Should worst come to worst, however, thee can probably manage to escape further impertinence with the proverb "Necessity is the mother of invention." That does not in fact dispose of the difficulty, for why should Hyperzionistical necessity be more inventive than undiluted Georgian or Caucasian necessity? If the impertinence persists, thee has at least managed to frame it in such a way that the thee can bullshit about the unique history of Hyperzionism asn opposed to the -- let’s face it! -- nonunique history of everybody else until the cows come home or the sun goes supernova, whichever happens first.


[3] About .0003426 in our specimen cases.


[4] Cf.
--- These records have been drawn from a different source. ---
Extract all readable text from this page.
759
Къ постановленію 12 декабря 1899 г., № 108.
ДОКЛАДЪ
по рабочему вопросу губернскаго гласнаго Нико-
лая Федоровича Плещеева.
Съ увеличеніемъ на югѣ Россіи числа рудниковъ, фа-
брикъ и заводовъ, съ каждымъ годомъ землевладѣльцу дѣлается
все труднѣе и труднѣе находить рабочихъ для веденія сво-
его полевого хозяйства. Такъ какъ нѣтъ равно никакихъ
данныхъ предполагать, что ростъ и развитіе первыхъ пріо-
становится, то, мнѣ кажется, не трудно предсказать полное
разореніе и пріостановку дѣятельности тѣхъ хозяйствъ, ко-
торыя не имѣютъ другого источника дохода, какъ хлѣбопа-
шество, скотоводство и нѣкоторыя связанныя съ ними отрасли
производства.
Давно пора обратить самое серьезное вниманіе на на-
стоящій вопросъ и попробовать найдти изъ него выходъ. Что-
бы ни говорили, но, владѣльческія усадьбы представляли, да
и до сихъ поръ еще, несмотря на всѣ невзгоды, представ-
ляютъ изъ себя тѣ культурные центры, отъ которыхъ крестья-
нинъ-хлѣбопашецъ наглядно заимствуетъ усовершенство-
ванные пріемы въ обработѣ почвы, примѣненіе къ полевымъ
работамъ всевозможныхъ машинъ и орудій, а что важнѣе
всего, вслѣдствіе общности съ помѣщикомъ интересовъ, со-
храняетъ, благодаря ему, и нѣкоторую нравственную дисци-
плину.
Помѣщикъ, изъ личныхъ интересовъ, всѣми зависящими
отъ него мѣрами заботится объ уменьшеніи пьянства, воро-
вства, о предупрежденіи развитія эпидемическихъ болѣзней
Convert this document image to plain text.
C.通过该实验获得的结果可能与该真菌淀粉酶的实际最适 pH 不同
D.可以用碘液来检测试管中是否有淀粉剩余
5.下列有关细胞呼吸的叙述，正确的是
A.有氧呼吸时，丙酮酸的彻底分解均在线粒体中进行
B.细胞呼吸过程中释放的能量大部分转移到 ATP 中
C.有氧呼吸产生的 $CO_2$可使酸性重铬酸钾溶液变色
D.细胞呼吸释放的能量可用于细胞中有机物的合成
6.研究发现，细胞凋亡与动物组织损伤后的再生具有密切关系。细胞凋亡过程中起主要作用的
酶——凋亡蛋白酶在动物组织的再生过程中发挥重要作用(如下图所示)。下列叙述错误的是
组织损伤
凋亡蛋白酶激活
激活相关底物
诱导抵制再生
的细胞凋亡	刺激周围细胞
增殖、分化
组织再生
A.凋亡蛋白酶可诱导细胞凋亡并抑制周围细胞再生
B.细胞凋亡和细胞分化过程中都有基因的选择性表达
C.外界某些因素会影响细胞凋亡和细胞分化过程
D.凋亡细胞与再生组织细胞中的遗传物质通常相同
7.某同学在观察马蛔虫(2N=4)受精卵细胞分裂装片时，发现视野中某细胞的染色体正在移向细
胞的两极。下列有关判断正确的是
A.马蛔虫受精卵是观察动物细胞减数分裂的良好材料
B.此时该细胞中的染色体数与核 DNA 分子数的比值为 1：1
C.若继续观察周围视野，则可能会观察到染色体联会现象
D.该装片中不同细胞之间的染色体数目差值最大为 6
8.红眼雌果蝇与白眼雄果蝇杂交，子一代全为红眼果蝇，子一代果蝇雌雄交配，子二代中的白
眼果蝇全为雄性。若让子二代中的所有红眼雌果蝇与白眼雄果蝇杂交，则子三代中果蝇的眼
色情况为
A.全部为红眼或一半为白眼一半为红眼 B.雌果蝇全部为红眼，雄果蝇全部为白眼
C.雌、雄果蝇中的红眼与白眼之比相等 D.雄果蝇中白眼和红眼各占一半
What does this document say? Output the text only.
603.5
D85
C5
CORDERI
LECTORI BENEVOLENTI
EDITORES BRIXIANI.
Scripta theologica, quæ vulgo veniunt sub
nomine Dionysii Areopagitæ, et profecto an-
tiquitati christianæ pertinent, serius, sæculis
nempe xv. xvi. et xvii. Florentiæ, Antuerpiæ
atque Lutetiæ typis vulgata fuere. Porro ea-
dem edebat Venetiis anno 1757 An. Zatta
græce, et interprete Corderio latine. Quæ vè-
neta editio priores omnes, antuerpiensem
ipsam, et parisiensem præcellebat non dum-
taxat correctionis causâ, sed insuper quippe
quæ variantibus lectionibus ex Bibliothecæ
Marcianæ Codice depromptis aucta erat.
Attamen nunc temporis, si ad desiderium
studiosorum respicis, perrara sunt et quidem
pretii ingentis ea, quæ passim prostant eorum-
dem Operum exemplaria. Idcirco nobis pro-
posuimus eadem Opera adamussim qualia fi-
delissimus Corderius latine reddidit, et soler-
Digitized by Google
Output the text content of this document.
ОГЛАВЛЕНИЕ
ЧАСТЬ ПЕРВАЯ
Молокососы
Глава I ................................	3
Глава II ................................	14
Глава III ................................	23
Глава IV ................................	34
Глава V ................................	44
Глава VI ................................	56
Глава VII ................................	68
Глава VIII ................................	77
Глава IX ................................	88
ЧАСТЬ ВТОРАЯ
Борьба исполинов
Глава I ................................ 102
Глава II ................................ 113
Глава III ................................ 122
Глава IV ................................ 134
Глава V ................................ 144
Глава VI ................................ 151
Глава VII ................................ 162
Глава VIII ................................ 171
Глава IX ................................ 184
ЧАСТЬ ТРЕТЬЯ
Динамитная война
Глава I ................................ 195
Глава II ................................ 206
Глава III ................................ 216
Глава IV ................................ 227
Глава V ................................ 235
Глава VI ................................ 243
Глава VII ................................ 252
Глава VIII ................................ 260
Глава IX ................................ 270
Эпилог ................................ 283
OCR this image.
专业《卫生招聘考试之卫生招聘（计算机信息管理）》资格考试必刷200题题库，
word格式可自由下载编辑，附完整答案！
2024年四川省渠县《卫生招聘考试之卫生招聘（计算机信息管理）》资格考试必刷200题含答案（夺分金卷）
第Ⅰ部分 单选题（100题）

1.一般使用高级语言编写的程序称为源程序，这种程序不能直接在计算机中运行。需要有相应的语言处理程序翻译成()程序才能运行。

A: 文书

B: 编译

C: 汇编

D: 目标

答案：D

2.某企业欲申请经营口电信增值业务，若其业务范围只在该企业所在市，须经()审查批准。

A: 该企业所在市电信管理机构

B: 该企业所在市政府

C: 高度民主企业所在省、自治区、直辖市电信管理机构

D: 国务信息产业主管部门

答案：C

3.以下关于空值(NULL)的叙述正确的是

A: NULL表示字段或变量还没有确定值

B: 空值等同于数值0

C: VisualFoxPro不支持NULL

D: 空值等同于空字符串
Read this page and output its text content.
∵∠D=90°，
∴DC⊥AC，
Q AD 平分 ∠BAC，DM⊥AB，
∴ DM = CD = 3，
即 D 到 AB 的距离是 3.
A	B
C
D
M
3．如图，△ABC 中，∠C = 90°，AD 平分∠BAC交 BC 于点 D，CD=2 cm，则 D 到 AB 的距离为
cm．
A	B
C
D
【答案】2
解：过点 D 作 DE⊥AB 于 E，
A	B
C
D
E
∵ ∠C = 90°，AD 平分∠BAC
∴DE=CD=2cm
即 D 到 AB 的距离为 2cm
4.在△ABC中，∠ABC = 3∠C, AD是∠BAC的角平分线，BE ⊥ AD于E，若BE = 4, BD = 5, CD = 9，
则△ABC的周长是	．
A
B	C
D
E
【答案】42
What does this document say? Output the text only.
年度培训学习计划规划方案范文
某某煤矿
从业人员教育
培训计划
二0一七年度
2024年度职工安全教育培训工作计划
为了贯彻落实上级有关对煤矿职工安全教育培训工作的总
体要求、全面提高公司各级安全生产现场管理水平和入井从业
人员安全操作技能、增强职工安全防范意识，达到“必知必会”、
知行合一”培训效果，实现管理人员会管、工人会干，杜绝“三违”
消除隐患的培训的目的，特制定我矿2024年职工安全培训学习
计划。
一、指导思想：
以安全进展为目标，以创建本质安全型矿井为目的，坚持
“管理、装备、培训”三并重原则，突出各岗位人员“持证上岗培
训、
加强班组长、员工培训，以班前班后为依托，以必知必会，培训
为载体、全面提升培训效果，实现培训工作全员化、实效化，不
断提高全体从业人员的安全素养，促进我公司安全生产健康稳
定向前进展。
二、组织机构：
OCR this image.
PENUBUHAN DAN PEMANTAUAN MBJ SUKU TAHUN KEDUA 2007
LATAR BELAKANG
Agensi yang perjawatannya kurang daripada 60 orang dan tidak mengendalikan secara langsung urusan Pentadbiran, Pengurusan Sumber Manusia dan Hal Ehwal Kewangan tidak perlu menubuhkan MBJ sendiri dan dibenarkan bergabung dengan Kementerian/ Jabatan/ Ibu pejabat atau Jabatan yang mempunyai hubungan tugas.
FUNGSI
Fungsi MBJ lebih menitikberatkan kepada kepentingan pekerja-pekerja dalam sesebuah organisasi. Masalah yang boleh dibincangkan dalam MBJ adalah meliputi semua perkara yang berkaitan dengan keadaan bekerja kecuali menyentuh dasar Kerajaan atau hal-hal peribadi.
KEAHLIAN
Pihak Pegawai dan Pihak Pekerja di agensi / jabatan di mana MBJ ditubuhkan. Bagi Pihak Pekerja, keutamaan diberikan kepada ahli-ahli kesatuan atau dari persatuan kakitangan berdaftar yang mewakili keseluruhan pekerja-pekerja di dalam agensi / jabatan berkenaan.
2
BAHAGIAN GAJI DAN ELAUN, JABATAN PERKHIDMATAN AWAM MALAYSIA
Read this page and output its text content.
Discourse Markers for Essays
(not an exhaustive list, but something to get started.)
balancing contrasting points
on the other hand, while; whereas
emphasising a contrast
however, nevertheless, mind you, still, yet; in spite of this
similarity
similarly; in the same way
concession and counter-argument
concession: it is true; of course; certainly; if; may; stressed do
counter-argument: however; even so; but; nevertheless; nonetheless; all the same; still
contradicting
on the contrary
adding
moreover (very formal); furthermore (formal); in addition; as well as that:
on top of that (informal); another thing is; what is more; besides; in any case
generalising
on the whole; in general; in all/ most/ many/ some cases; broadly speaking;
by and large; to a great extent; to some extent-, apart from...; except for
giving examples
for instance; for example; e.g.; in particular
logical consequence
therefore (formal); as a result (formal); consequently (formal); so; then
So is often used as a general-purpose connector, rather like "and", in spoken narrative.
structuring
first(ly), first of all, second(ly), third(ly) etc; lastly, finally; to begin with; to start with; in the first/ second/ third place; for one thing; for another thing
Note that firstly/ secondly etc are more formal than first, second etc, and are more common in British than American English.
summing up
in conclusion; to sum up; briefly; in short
The Gospel Accordin’ to K. Rove.


[5] Perhaps Ms. Customer is worried that pedantic logical high-and-drys would even cross-examine authentic Real People® like, for example, herself, or Governess S. Putin (sp?) of Alaska, or former Governor S. Agnew of Maryland. As probably the high-and-drys would if they could.

However, "The innocent have nothin’ to fear," in the sense that the poor gal is perfectly safe as long as she sticks to the Demand Side and does not start marketing any original facts and factoids, or homebrew theories of human events of her own concoction.


[6] Unless she be a card-carryin’ member of the militant extremist GOP base and vile, Ms. Customer is not likely to attribute the failures of holy Homeland spooks, as opposed to exotic Georgian spooks, to infiltratin’ ratfinks. We have already receded very far from what the lady is in practice likely to remark, though, and to go yet another extra mile in that directions risks getting ridiculous. Nevertheless, it is easy enough to imagine Ms. Customer taking the line that knowing about a distant and no-’count place like the Vaterland of M. de Saakashvili is primarily the responsibility of natives and locals: de minimis non curat Langleius, as it were.

M. le Baron does not mention the Telavívestání mukhábarát at all, an omission of significance, no doubt, though thee will not catch ME trying to explain what it is significant of, Mr. Bones!